Le gouvernement camerounais a décidé de sévir contre les véhicules anciens avec la loi de finances 2026. Cette nouvelle loi introduit un barème fiscal qui augmente considérablement le coût d'importation des voitures d'occasion, ciblant particulièrement les modèles les plus anciens.
L'importation de voitures d'occasion ne se fera plus à bon marché. Désormais, l'État fixe des droits d'assise progressifs basés sur l'année de fabrication du véhicule. Les véhicules de 12 à 20 ans seront taxés à 12,5 %, tandis que ceux de plus de 20 ans verront leur taux d'imposition grimper à 25 %. Cette mesure s'applique à toutes les catégories de véhicules, y compris les voitures de tourisme, les véhicules utilitaires, les bus et les remorques.
L'objectif principal est de moderniser le parc automobile national. Les autorités estiment que les routes camerounaises comptent encore trop de véhicules anciens, qui sont sources de pollution et d'insécurité. En augmentant le coût d'importation des modèles anciens, le gouvernement espère encourager les acheteurs à opter pour des véhicules plus récents.
Cette mesure vise principalement les importateurs professionnels de voitures d'occasion, dont le modèle économique repose sur l'achat à bas prix de véhicules anciens revendus avec une marge bénéficiaire. La nouvelle taxation devrait réduire cette marge ou la répercuter sur le consommateur final.
Le droit d'assise est un impôt indirect perçu par l'État sur certaines activités ou produits.

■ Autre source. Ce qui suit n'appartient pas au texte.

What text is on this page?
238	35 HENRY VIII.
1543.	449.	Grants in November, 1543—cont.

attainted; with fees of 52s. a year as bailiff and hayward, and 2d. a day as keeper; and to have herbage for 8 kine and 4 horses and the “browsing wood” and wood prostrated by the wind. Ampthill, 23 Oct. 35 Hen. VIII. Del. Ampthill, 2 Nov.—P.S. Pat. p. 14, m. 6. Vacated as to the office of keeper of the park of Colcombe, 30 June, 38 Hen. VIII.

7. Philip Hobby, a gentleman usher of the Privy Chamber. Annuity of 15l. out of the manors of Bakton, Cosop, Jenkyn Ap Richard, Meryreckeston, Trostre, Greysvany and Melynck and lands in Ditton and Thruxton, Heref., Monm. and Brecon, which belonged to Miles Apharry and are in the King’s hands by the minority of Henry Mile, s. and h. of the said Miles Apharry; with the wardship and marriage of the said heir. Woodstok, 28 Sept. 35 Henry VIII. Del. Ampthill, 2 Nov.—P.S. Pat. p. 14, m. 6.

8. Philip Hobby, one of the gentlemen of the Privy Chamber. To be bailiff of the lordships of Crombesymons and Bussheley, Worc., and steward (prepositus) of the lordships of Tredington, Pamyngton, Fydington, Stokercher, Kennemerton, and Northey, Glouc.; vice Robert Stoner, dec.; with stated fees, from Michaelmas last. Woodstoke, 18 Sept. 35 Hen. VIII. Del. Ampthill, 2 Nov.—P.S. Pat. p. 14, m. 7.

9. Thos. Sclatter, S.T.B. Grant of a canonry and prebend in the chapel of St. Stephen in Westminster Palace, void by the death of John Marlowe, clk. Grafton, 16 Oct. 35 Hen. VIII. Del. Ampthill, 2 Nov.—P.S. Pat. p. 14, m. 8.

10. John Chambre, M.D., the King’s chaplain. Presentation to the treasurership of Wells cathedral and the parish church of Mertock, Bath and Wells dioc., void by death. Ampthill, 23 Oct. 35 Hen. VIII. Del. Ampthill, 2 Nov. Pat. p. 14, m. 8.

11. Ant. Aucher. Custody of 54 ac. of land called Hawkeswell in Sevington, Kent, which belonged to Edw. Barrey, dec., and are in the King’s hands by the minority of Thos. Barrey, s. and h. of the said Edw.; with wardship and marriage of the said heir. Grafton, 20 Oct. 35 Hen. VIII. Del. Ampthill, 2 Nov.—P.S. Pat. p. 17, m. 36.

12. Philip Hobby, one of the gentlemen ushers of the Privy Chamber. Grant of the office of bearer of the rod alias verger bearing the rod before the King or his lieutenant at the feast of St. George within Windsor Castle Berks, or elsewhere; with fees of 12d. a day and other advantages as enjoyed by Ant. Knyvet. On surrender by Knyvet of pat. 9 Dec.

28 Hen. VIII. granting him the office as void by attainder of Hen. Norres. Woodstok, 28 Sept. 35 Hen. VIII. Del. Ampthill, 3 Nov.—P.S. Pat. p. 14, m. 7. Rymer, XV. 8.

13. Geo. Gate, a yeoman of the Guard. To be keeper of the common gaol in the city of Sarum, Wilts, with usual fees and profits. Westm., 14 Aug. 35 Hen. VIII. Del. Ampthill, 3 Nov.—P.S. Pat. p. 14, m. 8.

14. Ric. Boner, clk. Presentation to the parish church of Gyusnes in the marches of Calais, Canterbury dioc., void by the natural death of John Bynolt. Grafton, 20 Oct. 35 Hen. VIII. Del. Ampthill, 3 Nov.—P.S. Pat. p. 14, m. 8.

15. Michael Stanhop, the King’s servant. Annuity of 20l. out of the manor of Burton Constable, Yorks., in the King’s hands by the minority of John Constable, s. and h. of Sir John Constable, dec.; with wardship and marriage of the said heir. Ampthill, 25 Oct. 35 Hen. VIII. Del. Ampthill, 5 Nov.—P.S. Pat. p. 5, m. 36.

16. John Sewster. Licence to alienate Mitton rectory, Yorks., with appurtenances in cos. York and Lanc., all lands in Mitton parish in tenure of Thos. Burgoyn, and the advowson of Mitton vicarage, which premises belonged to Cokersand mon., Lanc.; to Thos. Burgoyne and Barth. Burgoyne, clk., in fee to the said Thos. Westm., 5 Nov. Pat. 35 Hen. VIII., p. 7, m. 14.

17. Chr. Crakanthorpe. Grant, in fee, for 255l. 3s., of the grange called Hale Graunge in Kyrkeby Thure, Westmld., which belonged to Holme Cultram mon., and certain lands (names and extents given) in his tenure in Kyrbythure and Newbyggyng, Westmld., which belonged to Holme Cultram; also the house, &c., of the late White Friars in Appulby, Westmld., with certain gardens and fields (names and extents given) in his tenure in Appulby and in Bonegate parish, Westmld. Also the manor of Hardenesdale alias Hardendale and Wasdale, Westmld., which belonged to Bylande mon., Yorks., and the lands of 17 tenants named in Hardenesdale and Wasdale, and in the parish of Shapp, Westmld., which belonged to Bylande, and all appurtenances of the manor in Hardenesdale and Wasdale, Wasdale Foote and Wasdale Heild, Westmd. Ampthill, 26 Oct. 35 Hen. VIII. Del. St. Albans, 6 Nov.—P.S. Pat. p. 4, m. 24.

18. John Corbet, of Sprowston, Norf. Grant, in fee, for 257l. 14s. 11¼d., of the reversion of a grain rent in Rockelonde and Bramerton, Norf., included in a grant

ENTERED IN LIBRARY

Pour les véhicules importés, il s'ajoute aux droits de douane et à la TVA. En 2026, ce droit deviendra un outil majeur de la politique automobile camerounaise, visant à modifier les comportements d'achat.
Au-delà de l'importation, l'ensemble du secteur automobile devra s'adapter. Les garages spécialisés dans les modèles anciens pourraient voir leur clientèle diminuer, et les vendeurs de pièces détachées pour véhicules anciens pourraient également en subir les conséquences. Le message du gouvernement est clair : l'avenir appartient aux voitures plus récentes.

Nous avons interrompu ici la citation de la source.